Area Development
{{RELATEDLINKS}}AD: According to a study from McAfee and the Center for Strategic and International Studies, cybercrime costs businesses worldwide more than $400 billion annually. Is the U.S. more vulnerable than other nations?

Clinton: Actually, the U.S. industry’s cyber defense is generally better than that of other nations. According to the Ponemon Institute, U.S. business investment in cyber security has basically doubled to approximately $100 billion a year over the last five years.

However, this spending has not been evenly spread over all enterprises, with some making a rather impressive effort to protect their electronic information and systems, while others have made minimal, and often inadequate, investments in cyber security.

AD: Is this just an IT problem?

Clinton: No, cyber security is not a technology problem — it’s an enterprise-wide risk management issue that corporations need to address in a holistic fashion. Actually, people are the number-one cyber vulnerability. Technology is just HOW cyber attacks occur. In order for us to solve the cyber security problem we need to address WHY they occur, i.e., the economic incentives all favor the attackers. Cyber attacks are cheap, easy to launch, and profitable. Cyber defense methods are generally a generation behind the attackers, and law enforcement is virtually nonexistent — less than 1 percent of cyber attackers are successfully prosecuted.

AD: How are manufacturers affected by cyber threats?

Clinton: Successful cyber attacks threaten operational uptime and productivity. Threats may come from industrial spies, criminals, disgruntled insiders, “hacktivists,” or terrorists and affect profitability and business viability for manufacturers in a number of ways, e.g., theft of intellectual property or sensitive data; damage to manufacturing processes or products; damage to manufacturing systems or shutting down operations with denial of access attacks.

AD: Can threats come through the manufacturer’s supply chain?

Clinton: Yes. Modern companies often have increasingly complex supply chains, with multiple choke points or opportunities for compromise — identifying where a vulnerability is introduced or a compromise occurs can be daunting.

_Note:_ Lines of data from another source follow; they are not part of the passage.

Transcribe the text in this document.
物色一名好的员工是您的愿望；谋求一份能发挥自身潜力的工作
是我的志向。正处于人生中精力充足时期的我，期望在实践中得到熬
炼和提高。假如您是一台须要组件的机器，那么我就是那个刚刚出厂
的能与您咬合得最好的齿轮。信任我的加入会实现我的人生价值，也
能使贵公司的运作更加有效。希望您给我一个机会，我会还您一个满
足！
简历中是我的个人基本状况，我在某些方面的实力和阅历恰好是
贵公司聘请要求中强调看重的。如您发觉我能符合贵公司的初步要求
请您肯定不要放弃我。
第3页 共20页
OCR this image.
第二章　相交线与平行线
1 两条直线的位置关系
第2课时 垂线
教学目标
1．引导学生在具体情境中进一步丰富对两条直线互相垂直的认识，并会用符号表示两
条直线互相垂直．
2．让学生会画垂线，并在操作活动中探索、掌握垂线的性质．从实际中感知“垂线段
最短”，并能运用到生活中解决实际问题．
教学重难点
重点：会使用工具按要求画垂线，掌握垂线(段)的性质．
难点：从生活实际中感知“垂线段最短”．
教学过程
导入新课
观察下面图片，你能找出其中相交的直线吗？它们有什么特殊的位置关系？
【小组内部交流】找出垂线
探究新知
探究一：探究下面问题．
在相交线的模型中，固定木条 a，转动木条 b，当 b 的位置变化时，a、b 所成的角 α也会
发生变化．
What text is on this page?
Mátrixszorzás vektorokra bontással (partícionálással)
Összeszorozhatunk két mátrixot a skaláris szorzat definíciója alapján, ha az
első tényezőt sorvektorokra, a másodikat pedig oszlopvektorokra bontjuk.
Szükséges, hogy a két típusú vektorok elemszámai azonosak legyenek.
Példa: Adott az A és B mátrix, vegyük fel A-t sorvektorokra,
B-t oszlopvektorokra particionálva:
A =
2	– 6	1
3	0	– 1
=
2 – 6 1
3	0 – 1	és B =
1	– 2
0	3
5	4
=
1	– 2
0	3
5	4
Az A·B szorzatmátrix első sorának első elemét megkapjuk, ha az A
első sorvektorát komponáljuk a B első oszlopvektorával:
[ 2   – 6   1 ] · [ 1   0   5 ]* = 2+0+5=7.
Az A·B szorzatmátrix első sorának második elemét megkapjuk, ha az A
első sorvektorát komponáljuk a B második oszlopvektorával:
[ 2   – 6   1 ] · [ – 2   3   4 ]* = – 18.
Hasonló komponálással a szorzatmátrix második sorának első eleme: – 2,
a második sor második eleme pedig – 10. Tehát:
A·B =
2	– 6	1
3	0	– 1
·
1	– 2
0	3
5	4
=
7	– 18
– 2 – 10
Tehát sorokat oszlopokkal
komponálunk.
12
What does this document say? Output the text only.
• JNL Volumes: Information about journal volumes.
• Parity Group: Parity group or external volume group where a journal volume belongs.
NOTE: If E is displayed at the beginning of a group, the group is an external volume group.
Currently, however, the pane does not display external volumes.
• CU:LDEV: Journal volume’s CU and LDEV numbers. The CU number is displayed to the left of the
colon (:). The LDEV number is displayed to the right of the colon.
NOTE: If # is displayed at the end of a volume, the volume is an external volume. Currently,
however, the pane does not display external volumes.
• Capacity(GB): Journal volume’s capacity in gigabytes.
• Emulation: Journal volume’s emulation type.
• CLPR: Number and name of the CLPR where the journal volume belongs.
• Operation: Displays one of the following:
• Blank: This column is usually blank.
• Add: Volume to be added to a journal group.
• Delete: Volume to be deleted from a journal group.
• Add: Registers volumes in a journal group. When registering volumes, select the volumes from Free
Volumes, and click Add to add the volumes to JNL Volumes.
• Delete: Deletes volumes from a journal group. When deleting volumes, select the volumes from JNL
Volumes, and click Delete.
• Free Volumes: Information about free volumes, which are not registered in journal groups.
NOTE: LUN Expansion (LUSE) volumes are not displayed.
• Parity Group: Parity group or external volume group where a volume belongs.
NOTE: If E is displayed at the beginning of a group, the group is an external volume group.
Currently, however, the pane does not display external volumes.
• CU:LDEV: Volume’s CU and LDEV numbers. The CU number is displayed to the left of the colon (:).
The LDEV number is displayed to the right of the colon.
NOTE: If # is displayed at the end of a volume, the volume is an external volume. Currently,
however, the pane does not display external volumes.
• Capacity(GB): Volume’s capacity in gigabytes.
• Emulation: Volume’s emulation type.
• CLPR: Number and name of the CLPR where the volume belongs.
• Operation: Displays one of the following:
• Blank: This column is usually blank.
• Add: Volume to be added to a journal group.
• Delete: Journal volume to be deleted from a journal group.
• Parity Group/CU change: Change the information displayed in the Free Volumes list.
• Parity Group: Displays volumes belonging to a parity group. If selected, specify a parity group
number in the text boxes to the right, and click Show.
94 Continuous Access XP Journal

Threat actors can, and do, exploit vulnerabilities along the supply chain in order to access private systems and steal secrets. Small businesses along the supply chain with little or no IT staff are increasingly used as easy first targets and stepping stones to get lucrative information.

{{SIDEIMAGE1}} AD: Is there an added risk when manufacturers use cloud-based technology?

Clinton: Cloud-based technology, if implemented haphazardly and without appropriate oversight, may also introduce new security risks to manufacturers’ information and systems, possibly eroding confidentiality, integrity, or availability of data. One study found that 62 percent of IT professionals professed to have “little or no faith” in the security of data placed in the cloud, including 48 percent who had already put their data in the cloud.

The manufacturing industry is becoming increasingly aware of the cyber security threats it is facing. Unfortunately, simply being aware that there is a threat is only the first step in addressing it, and there is no one size fits all solution. AD: Is there any way to secure company information on employees’ personal devices used to conduct business?

Clinton: While the use of personal employee-owned devices makes securing company information more difficult, there are measures that can be taken to mitigate some of these risks. According to the AFCEA Cyber Committee 2013 report on practical cyber security investment, these measures might include restricting employees from installing certain applications on devices brought into the company network, ensuring that the operating system and software applications utilized on these devices is patched with current updates, and restricting administrative privileges.

AD: Are the added costs of recovering information taken into account?

Clinton: Yes. These costs are very large, but cleaning up in the wake of a cyber-incident can actually be more expensive than the direct impact of the crime itself. In addition to more tangible costs dealing with incident response — including things like PR campaigns or legal costs — there are other post-incident costs that are less tangible. These costs might include damage to the company brand, reputational loss, etc.

AD: Do today’s manufacturers invest enough time and money in securing their proprietary information and processes?

Clinton: The manufacturing industry is becoming increasingly aware of the cyber security threats it is facing. Unfortunately, simply being aware that there is a threat is only the first step in addressing it, and there is no one size fits all solution. Each entity needs to do its own risk assessment (including risks associated with the partners/vendors it is interconnected with) and install a program suited to its unique risk posture.

AD: What procedures constitute an effective security program?

Clinton: The Internet Security Alliance recently prepared a Handbook for Corporate Directors that outlines the process we recommend for corporate entities to build their own effective security program. Since the Handbook was published in June it has been endorsed by the U.S. Department of Homeland Security, the Institute of Internal Auditors, and the U.S. Chamber of Commerce.

AD: Are there other costs to industry of cybercrime besides financial? What are the long-range effects?

Clinton: In a highly competitive global economy, business advantage often comes from insights or proprietary products that result from corporate R&D. If competitors are able to gain this insight through cyber theft of IP or business process information, it not only eliminates the competitive advantage for the original company which did the R&D but it also provides a massive disincentive for future R&D, thus inhibiting innovation and growth. Cybercrime is essentially a tax on innovation that slows the pace of growth by reducing the rate of return to innovators and investors.